Beating the spread

The spread option is well named. It's spreading throughout college football like kudzu.

"We're seeing it more and more," says Tennessee defensive coordinator John Chavis, who will face Tim Tebow and Florida's version of the spread Saturday in Gainesville. "Everybody's running a little bit of it. It's become THE offense now."

Why is the spread option so popular? The same the reason the single-wing was the rage in the '30s and '40s ... the same reason the triple-option was a hit in the '60s and '70s: It helps create mismatches and running lanes.

"It gets the numbers right where you can run the football," Chavis notes. "If you can have another running back and call him the quarterback – and he (Tebow) is a fine quarterback – it's like having another running back in the game."

The spread gets its name from the fact the offensive players are spread all over the field. This forces the defense to cover more ground, which provides more room for the offense to operate. The Gators are averaging 54 points per game this year using this system.

"They spread you out," Chavis says, "and you've got to decide if you're going to cover or whether you're going to pack 'em in there to stop the run."

The Vol coordinator says there is "not a lot" of difference in the way Tebow runs the Gators' spread option in 2007 and the way senior quarterback Chris Leak ran it in 2006. The big difference is that Tebow is more comfortable carrying the ball and, as a result, operates from the spread formation more often .

"They didn't run as much option last year as they've shown in these two ball games," Chavis notes. "We'll just see (how much Florida uses it Saturday)."
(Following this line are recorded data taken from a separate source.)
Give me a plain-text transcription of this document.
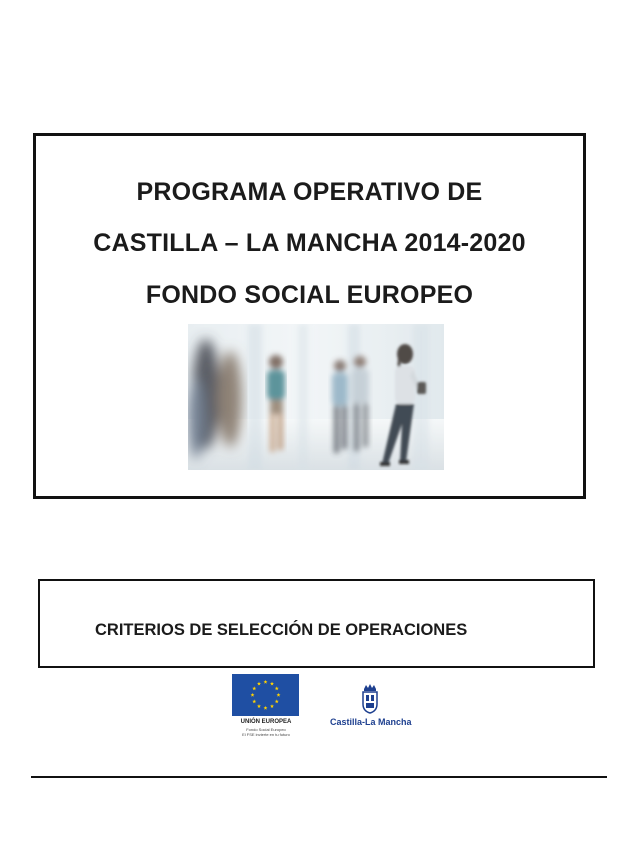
PROGRAMA OPERATIVO DE
CASTILLA – LA MANCHA 2014-2020
FONDO SOCIAL EUROPEO
CRITERIOS DE SELECCIÓN DE OPERACIONES
UNIÓN EUROPEA
Fondo Social Europeo
El FSE invierte en tu futuro
Castilla-La Mancha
The Vol coordinator isn't sure what to anticipate from the Gators. That's partly because he didn't get what he expected from them in 2006.

"They played a little different last year than we anticipated," he recalls. "We got a lot of two-tight end surfaces. It wasn't quite as spread last year as advertised."

Complicating matters is the fact Chavis isn't sure what to expect from his defense on Saturday, either. His troops were awful in Game 1 and the first half of Game 2 before playing an excellent second half vs. Southern Miss last Saturday.

The coordinator had hoped to get a look at Florida's offensive schemes and tendencies in Games 1 and 2. Both games were blowout wins, however, so they didn't provide much help in terms of scouting the Gators.

"They were really vanilla in the first two games ... didn't have to do a whole lot," Chavis says. "We're just going to have to see how they play us. Based on the way we've played defense, they may be vanilla against us, too."